La presenza di note case editrici, la scelta altamente qualificata dei finalisti e il parterre dei vincitori danno l’esatta dimensione della professionalità con il quale viene attribuito il Premio. Il pubblico, nel tempo, si è sempre di più avvicinato all’iniziativa ed è cresciuto anche grazie ai tanti scrittori che hanno partecipato.

Ogni edizione del Premio è costruita attorno a un tema. Quanto incide questo elemento nella selezione delle opere e cosa l’ha convinta a scegliere il “Mistero” come filo conduttore dell’edizione 2026?
Abbiamo voluto caratterizzare il Premio con una “parola”, ogni anno diversa, che contrassegna l’edizione e permette una selezione della narrativa che viene pubblicata in quell’anno solare. I libri iscritti rivisitano il gioco scrittorio in una prospettiva “altra”.
Per la quinta edizione la parola è stata “Mistero”, un filo conduttore che attraversa la narrativa, suggerendo una riflessione sul rapporto tra la conoscenza e l’ignoto. Gli scrittori hanno esplorato l’enigma e l’arcano, regalandoci una lettura della realtà altalenante tra immaginazione, ricerca interiore e dubbi esistenziali.
Visti i risultati di quest’anno, “Mistero” è stata una suggestione che ha funzionato molto bene.
Il Premio ha saputo coinvolgere anche una giuria di studenti. In un momento storico in cui si parla spesso della distanza tra i giovani e la lettura, che cosa ha imparato da questa esperienza?
Ho fortemente voluto la presenza della giuria di studenti che hanno avuto la possibilità di contribuire alla selezione delle dieci opere finaliste. L’obiettivo è stato quello di sviluppare capacità di comprensione, riflessione e discussione, di convertire la lettura in un’esperienza gradevole e coinvolgente, di pungolare l’interesse e far scoprire loro che la lettura non è un obbligo scolastico, ma un modo diverso per esplorare il mondo.

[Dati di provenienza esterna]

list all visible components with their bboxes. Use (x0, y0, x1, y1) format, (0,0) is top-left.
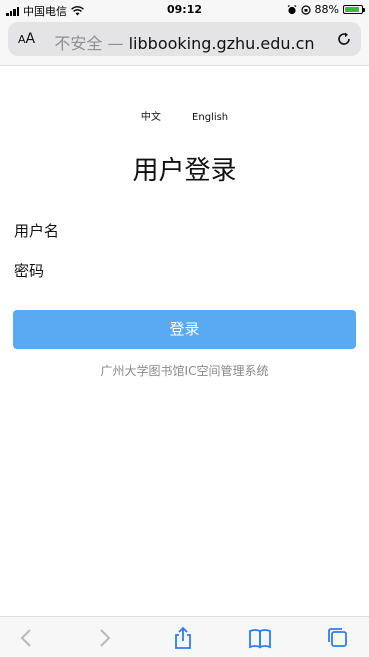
status-right: 88% (287, 3, 365, 16)
share-icon[interactable] (171, 626, 195, 650)
tabs-icon[interactable] (326, 626, 350, 650)
login-button[interactable]: 登录 (13, 310, 356, 349)
url-host: libbooking.gzhu.edu.cn (128, 34, 315, 53)
battery-fill (345, 7, 360, 12)
bookmarks-icon[interactable] (248, 626, 272, 650)
system-name: 广州大学图书馆IC空间管理系统 (100, 364, 269, 378)
lang-option-english[interactable]: English (192, 112, 228, 123)
insecure-label: 不安全 (54, 34, 103, 53)
browser-toolbar (0, 616, 369, 657)
browser-address-area: AA 不安全 — libbooking.gzhu.edu.cn (0, 18, 369, 66)
page-title: 用户登录 (132, 156, 237, 186)
alarm-icon (287, 4, 296, 14)
url-separator: — (107, 34, 124, 53)
language-switch: 中文 English (0, 108, 369, 123)
url-display[interactable]: 不安全 — libbooking.gzhu.edu.cn (8, 30, 361, 54)
lang-option-chinese[interactable]: 中文 (141, 108, 161, 123)
orientation-lock-icon (300, 4, 311, 15)
password-field[interactable]: 密码 (14, 260, 44, 281)
back-icon[interactable] (15, 626, 39, 650)
username-field[interactable]: 用户名 (14, 220, 59, 241)
forward-icon[interactable] (92, 626, 116, 650)
reload-icon[interactable] (335, 30, 353, 48)
address-bar[interactable]: AA 不安全 — libbooking.gzhu.edu.cn (8, 22, 361, 56)
battery-icon (343, 5, 365, 14)
status-bar: 中国电信 09:12 88% (0, 0, 369, 18)
battery-percent: 88% (314, 3, 339, 16)
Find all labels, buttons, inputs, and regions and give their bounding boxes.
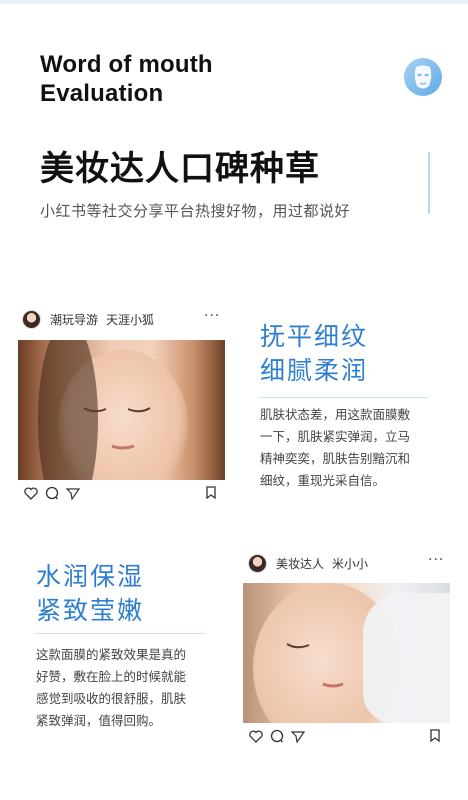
- post1-feature-line1: 抚平细纹: [260, 322, 369, 351]
- post2-feature-line2: 紧致莹嫩: [36, 596, 145, 625]
- post1-body: 肌肤状态差，用这款面膜敷 一下，肌肤紧实弹润，立马 精神奕奕，肌肤告别黯沉和 细…: [260, 404, 410, 492]
- post2-actions: [249, 729, 312, 743]
- comment-icon[interactable]: [45, 486, 59, 500]
- post1-body-line: 细纹，重现光采自信。: [260, 473, 386, 488]
- post2-body-line: 感觉到吸收的很舒服，肌肤: [36, 691, 187, 706]
- post1-feature-rule: [258, 397, 428, 398]
- section-title-line2: Evaluation: [40, 80, 164, 107]
- avatar[interactable]: [248, 554, 267, 573]
- post1-feature-line2: 细腻柔润: [260, 356, 369, 385]
- post2-feature-rule: [34, 633, 206, 634]
- top-bar: [0, 0, 468, 4]
- hero-headline: 美妆达人口碑种草: [40, 149, 320, 189]
- avatar[interactable]: [22, 310, 41, 329]
- more-options-icon[interactable]: ···: [204, 308, 220, 324]
- section-title: Word of mouth Evaluation: [40, 50, 213, 108]
- share-icon[interactable]: [291, 730, 305, 743]
- post1-actions: [24, 486, 87, 500]
- like-icon[interactable]: [249, 729, 263, 743]
- face-mask-icon: [404, 58, 442, 96]
- post2-feature-line1: 水润保湿: [36, 562, 145, 591]
- bookmark-icon[interactable]: [430, 729, 440, 742]
- post2-header: 美妆达人 米小小: [248, 554, 368, 573]
- like-icon[interactable]: [24, 486, 38, 500]
- post2-body: 这款面膜的紧致效果是真的 好赞，敷在脸上的时候就能 感觉到吸收的很舒服，肌肤 紧…: [36, 644, 186, 732]
- post1-feature-title: 抚平细纹 细腻柔润: [260, 320, 368, 388]
- post2-feature-title: 水润保湿 紧致莹嫩: [36, 560, 144, 628]
- post2-body-line: 好赞，敷在脸上的时候就能: [36, 669, 187, 684]
- more-options-icon[interactable]: ···: [428, 552, 444, 568]
- hero-subhead: 小红书等社交分享平台热搜好物，用过都说好: [40, 202, 351, 220]
- post1-photo: [18, 340, 225, 480]
- accent-divider: [428, 152, 430, 214]
- section-title-line1: Word of mouth: [40, 51, 213, 78]
- post2-photo: [243, 583, 450, 723]
- post2-body-line: 紧致弹润，值得回购。: [36, 713, 162, 728]
- post2-user[interactable]: 美妆达人: [276, 555, 324, 572]
- bookmark-icon[interactable]: [206, 486, 216, 499]
- post1-header: 潮玩导游 天涯小狐: [22, 310, 154, 329]
- post1-user[interactable]: 潮玩导游: [50, 311, 98, 328]
- post2-body-line: 这款面膜的紧致效果是真的: [36, 647, 187, 662]
- post1-body-line: 肌肤状态差，用这款面膜敷: [260, 407, 411, 422]
- share-icon[interactable]: [66, 487, 80, 500]
- post1-body-line: 一下，肌肤紧实弹润，立马: [260, 429, 411, 444]
- post2-name[interactable]: 米小小: [332, 555, 368, 572]
- post1-name[interactable]: 天涯小狐: [106, 311, 154, 328]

I giovani “giurati” hanno affrontato questo compito con responsabilità e impegno, serietà e spirito critico, valutando ogni opera sotto diversi aspetti: qualità della scrittura, efficacia comunicativa, originalità e capacità di suscitare emozioni.
Da direttrice artistica, quali caratteristiche cerca oggi in un libro per considerarlo davvero memorabile?
Un premio letterario dà la possibilità di guardare dall’interno il mondo dell’editoria e di verificarne la qualità, operando scelte libere da qualsiasi pressione esterna. Osservando l’attuale panorama editoriale ci rendiamo conto che spesso alla notevole mole di libri editi non corrisponde appieno la qualità.
Si maschera in un prodotto letterario quello che in realtà non è, sia perché il mercato esige un determinato prodotto sia perché è cresciuta la voglia di raccontarsi e improvvisarsi scrittori. Sono una lettrice seriale, leggo intorno ai 100 libri l’anno, direi banalmente che un libro per considerarlo memorabile è quello che apro e non chiudo dopo poche pagine e che sia scritto in maniera dignitosa.
Tra le molte opere che ha letto in questi anni come giurata e direttrice artistica, esiste un elemento che continua a sorprenderla e che distingue un buon libro da un libro destinato a restare?
Certamente: tutti i vincitori del mio Premio!
Lei si occupa da tempo anche di studi legati all’universo femminile. Ritiene che la narrativa contemporanea stia offrendo nuove chiavi di lettura dell’esperienza delle donne rispetto al passato?
Da diversi anni nei miei studi affronto i temi legati all’universo femminile e ho capito che tante sono le chiavi di lettura concludendo che non è assolutamente facile ingabbiarle in poche righe.
La narrativa contemporanea moltiplica le prospettive e fa emergere dinamiche e tematiche differenti che riflettono le trasformazioni socio-culturali e politiche che hanno interessato e continuano ad interessare il ruolo delle donne nella società.
Tutto ciò ci permette di leggere l’esperienza delle donne in maniera più vasta e multiforme e ci offre spunti di riflessione sui cambiamenti che velocemente avvengono nel presente: abbiamogli strumenti per comprendere le conquiste che ci permettono di affrontare con più sicurezza le sfide future.